Ogni innovazione tecnologica porta con sé elementi positivi e negativi. Se i droni ad uso civile stanno rivoluzionando in meglio molti aspetti delle vita quotidiana di milioni di persone, c’è un ambito di cui si parla poco ma che lascia intravedere scenari inquietanti: i droni armati. Immaginate che al posto delle normali telecamere siano posizionati missili, bombe o potenti mitragliatrici capaci di colpire con estrema precisione un avamposto nemico. No, no è fantascienza sfortunatamente.
Le implicazioni etiche sono estremamente gravi. Se finora parliamo esclusivamente di ambito militare, cosa succederebbe se armi volanti di tale potenza finissero nelle mani sbagliate? Quali conseguenze ne deriverebbero in termini di vite umane da un proliferazione senza freni? Di chi sarebbe la colpa? L’industria bellica è storicamente una delle più potenti al mondo e per questo molto difficile da controllare per i giganteschi interessi economici e politici in ballo e ad aggravare il quadro c’è la quasi totale assenza di norme internazionali accettate da tutti.
Uso militare e le gravi implicazioni etiche
Sono ormai diversi anni che le maggiori potenze mondiali (Usa, Israele, Cina, Francia, India, Germania) investono fiumi di denaro per potenziare la flotta bellica e gli investimenti nei sistemi a pilotaggio remoto in grado di colpire a centinaia di chilometri di distanza con conseguenze devastanti sono tra i “protagonisti” indiscussi.
Si stima che l’industria dei droni militari negli Stati Uniti varrà ben 21 miliardi di dollari entro il 2025 e questi velivoli potrebbero rappresentare quasi la metà della flotta aerea entro il 2035. Una tendenza simile sembra registrarsi anche in Europa dove si stima che rappresenteranno circa 1/3 degli aerei militari entro il 2050 con un “parco” di 3.0000 velivoli.
D’altronde sono già diversi anni che gli Usa producono e vendono anche ai Paesi alleati droni militati di ultima generazione come il Predator, il Reaper, o il Global. Se fino a questo momento, tuttavia, venivano impiegati (almeno ufficialmente) in operazioni di ricognizione o spionaggio, sfortunatamente tutto lascia pensare che siamo arrivati davvero al “salto di qualità”: trasformarli in devastanti armi di offesa.
Ridurre le perdite di uomini sul campo e ottenere, allo stesso tempo, il miglior risultato militare possibile è la sfida nella quale tutti i più importanti Paesi del mondo si sono lanciati da tempo. La lotta al terrorismo internazionale poi è la “molla” che ha accelerato ancora di più questo processo. Si tratta, indubbiamente di uno scenario estremamente complesso e difficile da delineare, ma dalle tinte alquanto fosche.

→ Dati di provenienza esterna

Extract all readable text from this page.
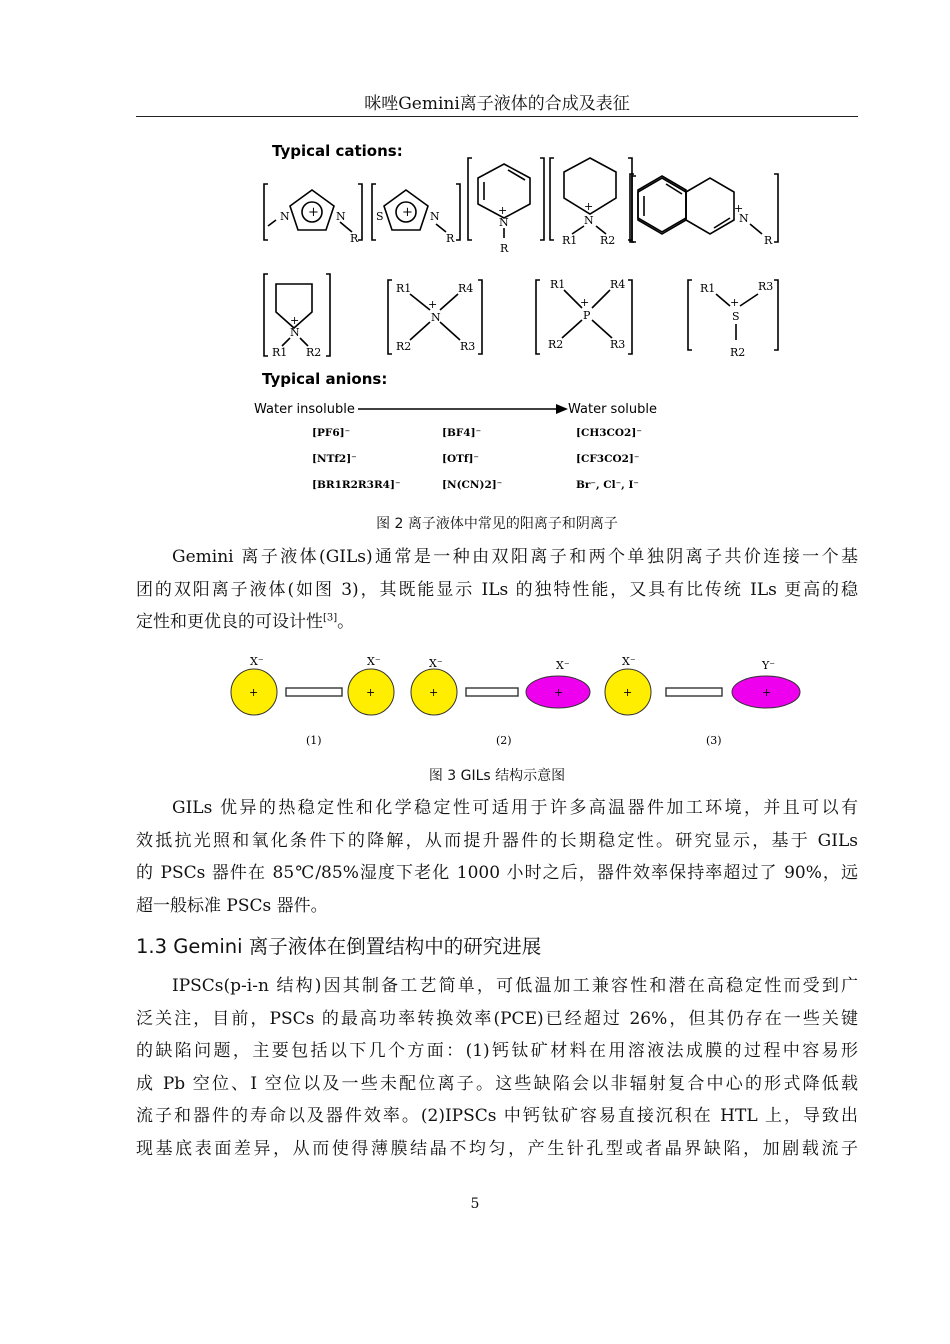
咪唑Gemini离子液体的合成及表征
Typical cations:
+
N	N
R
+
S	N
R
+
N
R
+
N
R1 R2
+
N
R1 R2
R1	R4
R2	R3
+
N
R1	R4
R2	R3
+
P
Typical anions:
Water insoluble	Water soluble
[PF6]⁻	[BF4]⁻	[CH3CO2]⁻
[NTf2]⁻	[OTf]⁻	[CF3CO2]⁻
[BR1R2R3R4]⁻	[N(CN)2]⁻	Br⁻, Cl⁻, I⁻
+
N
R
R1	R3
+
S
R2
图 2 离子液体中常见的阳离子和阴离子
Gemini 离子液体(GILs)通常是一种由双阳离子和两个单独阴离子共价连接一个基
团的双阳离子液体(如图 3)，其既能显示 ILs 的独特性能，又具有比传统 ILs 更高的稳
定性和更优良的可设计性[3]。
+
X⁻
+
X⁻
(1)
+
X⁻
+
X⁻
(2)
+
X⁻
+
Y⁻
(3)
图 3 GILs 结构示意图
GILs 优异的热稳定性和化学稳定性可适用于许多高温器件加工环境，并且可以有
效抵抗光照和氧化条件下的降解，从而提升器件的长期稳定性。研究显示，基于 GILs
的 PSCs 器件在 85℃/85%湿度下老化 1000 小时之后，器件效率保持率超过了 90%，远
超一般标准 PSCs 器件。
1.3 Gemini 离子液体在倒置结构中的研究进展
IPSCs(p-i-n 结构)因其制备工艺简单，可低温加工兼容性和潜在高稳定性而受到广
泛关注，目前，PSCs 的最高功率转换效率(PCE)已经超过 26%，但其仍存在一些关键
的缺陷问题，主要包括以下几个方面：(1)钙钛矿材料在用溶液法成膜的过程中容易形
成 Pb 空位、I 空位以及一些未配位离子。这些缺陷会以非辐射复合中心的形式降低载
流子和器件的寿命以及器件效率。(2)IPSCs 中钙钛矿容易直接沉积在 HTL 上，导致出
现基底表面差异，从而使得薄膜结晶不均匀，产生针孔型或者晶界缺陷，加剧载流子
5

Droni armati, Heron Tp e Tikad: fuoco dall’aria
Israele è uno degli Stati in prima linea nella progettazione e realizzazione di potentissimi droni ad uso militare. I droni Heron Tp sono velivoli enormi lunghi ben 14 metri e con una apertura alare di 26 (quasi quanto quella di un Boeing 737) in grado di volare fino a 13 950 m di quota e ad una velocità di 400 km/h. Hanno un’autonomia di volo di ben 30 ore ed una capacità di carico- tra cui anche potenti missili- di oltre 1 tonnellata.
Sempre Israele ha progettato il Tikad, un ottocottero armato dotato di un fucile d’assalto che può essere utilizzato per eseguire operazioni anti-terrorismo. Il velivolo è stato sviluppato dalla società Duke Robotics (fondata da Raziel Atual ex comandante delle forze speciali israeliane) specializzata nello sviluppo di sistemi robotici aerei per la moderna guerra asimmetrica. Mediante un sistema FVP di ultima generazione è possibile individuare a distanza il nemico e attivare il mitra per colpire con una precisione millimetrica. La tecnologia di stabilizzazione robotica consente al Tikad di assorbire il rinculo dell’arma, con il puntamento mirato e precisione di tiro per proteggere le truppe in una varietà di situazioni pericolose.
Sul finire del 2017, l’azienda ha annunciato che il Ministero della Difesa israeliano ha approvato il drone Tikad come tecnologia innovativa per il futuro campo di battaglia.